A lantern sparker requires that one hand is used to operate the sparker. This only leaves one hand to hold the gun and absorb the gun's recoil. In practice, this makes firing a handheld gun somewhat unstable. For this reason, a gun mount is a good idea when using a lantern sparker on a large gun.
Lantern sparkers cannot be used on hybrid cannons, as they will leak.
It is generally considered to be a bad idea to mount the sparker in a cleanout plug. If the cleanout plug fails during firing, then the plug is blown directly into the hand that was operating the sparker. In addition, a loaded gun can fire accidentally if the gun is set down on the breech end (where the sparker is located).

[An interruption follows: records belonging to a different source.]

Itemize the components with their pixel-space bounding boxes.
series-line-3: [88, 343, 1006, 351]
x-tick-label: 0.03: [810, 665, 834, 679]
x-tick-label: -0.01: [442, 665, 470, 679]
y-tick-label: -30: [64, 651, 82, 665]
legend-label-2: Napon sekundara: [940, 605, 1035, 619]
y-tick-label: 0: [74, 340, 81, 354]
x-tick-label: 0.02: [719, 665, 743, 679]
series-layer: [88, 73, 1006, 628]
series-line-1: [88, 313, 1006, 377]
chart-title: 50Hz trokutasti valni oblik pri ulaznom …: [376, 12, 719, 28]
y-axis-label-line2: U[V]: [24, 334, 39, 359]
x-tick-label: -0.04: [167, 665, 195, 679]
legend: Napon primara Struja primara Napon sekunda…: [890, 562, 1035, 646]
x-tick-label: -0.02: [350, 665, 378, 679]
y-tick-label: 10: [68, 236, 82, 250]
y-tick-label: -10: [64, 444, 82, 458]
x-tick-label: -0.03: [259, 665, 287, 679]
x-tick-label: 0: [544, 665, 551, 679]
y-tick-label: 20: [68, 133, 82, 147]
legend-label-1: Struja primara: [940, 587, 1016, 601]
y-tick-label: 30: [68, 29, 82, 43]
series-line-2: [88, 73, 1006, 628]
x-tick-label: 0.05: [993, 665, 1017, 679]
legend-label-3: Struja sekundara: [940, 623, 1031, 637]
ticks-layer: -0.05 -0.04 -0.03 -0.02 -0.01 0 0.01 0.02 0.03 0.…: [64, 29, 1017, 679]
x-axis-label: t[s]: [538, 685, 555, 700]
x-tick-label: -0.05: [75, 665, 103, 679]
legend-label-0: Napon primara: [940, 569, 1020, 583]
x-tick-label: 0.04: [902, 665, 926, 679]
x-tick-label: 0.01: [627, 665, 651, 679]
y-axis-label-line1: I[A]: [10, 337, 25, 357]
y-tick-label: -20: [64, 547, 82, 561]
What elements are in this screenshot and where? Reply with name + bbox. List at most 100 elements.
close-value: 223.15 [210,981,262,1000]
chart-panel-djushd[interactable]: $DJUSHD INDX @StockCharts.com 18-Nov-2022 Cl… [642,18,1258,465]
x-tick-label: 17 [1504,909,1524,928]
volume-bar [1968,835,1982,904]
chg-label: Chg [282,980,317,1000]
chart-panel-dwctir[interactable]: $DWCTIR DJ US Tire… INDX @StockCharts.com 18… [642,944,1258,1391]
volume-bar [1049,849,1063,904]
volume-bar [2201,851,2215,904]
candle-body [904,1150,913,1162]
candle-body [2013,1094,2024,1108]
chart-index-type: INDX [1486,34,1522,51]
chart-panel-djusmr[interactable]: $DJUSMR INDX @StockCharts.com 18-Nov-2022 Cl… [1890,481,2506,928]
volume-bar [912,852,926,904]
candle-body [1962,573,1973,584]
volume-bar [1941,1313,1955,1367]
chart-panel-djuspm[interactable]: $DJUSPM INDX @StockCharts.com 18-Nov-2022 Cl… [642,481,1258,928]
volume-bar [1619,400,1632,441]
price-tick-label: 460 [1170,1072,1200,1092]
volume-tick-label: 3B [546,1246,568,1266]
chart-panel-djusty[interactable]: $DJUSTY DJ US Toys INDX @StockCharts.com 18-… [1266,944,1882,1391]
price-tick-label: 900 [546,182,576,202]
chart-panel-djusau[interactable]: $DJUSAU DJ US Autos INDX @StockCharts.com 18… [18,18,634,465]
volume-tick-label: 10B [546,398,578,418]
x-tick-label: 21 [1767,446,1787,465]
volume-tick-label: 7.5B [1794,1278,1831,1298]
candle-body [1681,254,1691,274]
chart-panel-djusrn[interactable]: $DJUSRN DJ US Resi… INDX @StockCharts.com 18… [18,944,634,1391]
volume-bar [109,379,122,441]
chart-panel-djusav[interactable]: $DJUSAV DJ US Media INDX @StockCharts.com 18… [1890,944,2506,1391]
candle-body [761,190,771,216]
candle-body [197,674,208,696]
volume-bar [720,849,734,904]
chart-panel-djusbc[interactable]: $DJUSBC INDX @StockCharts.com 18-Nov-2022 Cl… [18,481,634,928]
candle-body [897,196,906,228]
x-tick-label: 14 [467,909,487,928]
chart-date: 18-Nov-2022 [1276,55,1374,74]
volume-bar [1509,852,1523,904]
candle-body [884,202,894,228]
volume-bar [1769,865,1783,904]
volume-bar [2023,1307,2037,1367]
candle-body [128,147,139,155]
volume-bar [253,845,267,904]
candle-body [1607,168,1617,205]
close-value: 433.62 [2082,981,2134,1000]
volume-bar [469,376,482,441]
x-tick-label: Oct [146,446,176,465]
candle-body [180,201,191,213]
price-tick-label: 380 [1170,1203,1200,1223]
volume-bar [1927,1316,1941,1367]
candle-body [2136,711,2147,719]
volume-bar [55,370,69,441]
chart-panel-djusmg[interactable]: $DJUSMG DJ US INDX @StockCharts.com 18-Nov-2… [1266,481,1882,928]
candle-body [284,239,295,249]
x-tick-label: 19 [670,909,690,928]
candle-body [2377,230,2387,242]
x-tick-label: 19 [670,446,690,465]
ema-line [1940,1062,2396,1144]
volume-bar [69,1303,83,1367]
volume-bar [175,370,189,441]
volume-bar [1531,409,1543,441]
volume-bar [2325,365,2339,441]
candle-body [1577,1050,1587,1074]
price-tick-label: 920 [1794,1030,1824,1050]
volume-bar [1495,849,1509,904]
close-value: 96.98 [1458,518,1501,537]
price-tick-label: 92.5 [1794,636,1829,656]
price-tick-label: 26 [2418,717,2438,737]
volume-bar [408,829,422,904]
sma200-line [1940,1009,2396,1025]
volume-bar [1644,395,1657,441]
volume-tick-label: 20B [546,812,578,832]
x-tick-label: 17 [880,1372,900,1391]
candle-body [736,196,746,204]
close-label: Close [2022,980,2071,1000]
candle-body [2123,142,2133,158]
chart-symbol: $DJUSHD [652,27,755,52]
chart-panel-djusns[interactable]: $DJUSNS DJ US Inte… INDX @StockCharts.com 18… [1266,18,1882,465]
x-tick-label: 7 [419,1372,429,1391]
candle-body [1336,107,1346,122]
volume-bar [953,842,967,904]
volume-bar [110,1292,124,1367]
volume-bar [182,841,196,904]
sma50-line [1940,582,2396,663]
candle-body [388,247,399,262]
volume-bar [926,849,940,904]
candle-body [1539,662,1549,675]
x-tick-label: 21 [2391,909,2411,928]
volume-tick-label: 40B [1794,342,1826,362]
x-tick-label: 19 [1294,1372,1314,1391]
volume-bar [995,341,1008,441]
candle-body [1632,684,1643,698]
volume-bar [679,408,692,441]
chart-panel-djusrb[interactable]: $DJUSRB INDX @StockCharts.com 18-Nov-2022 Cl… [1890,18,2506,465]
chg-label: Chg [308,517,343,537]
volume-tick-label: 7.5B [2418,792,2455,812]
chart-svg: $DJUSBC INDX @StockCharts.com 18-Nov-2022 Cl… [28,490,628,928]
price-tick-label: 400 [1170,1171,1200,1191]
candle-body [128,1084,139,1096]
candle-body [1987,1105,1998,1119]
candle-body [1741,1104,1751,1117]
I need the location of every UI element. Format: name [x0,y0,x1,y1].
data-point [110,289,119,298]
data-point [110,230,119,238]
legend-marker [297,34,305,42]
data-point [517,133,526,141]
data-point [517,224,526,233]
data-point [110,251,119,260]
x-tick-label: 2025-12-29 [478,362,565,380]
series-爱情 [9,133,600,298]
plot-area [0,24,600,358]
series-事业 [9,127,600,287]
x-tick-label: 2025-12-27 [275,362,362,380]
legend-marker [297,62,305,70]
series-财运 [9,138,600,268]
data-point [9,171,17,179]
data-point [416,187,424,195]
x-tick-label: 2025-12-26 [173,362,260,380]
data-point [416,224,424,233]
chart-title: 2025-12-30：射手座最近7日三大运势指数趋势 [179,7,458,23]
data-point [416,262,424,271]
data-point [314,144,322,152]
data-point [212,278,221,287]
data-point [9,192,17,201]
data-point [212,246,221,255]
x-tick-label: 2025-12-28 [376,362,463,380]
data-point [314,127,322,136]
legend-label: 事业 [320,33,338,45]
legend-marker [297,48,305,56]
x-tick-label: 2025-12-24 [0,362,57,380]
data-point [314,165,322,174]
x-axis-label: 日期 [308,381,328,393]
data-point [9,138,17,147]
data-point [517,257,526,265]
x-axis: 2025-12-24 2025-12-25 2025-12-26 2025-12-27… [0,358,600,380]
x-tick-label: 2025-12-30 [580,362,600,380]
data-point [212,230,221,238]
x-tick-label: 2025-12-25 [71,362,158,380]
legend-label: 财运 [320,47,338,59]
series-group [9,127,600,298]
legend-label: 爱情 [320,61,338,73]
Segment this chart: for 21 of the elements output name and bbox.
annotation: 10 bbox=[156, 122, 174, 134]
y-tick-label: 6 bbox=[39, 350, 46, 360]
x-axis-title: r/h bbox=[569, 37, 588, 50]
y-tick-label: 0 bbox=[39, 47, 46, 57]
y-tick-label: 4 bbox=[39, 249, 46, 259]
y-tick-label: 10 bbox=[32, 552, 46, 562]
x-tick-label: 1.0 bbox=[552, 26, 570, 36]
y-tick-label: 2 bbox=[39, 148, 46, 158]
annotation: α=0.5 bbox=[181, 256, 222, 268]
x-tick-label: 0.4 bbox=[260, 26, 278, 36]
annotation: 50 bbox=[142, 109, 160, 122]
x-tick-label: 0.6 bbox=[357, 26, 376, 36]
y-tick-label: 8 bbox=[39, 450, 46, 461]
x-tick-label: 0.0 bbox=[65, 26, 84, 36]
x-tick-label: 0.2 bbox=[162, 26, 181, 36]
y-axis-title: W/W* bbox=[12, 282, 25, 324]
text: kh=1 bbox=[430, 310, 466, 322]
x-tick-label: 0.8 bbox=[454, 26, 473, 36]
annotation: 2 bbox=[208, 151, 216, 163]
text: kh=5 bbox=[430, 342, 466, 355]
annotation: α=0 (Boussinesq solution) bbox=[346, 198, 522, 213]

Lantern sparkers can be triggered if they are struck inadvertently. For this reason it is best to mount the sparker in a protected place on the gun or to protect the sparker with a trigger guard.
They are very cheap, $2~$5, the flints are replaceable, and they are widely available in stores that carry camping supplies.
The lantern sparker is mounted through a single hole in the chamber (or though a fitting) and captured with the nut supplied with the sparker. The flint and striker wheel assembly protrudes into the chamber, and may therefore be impractical or impossible to use in coaxial launchers.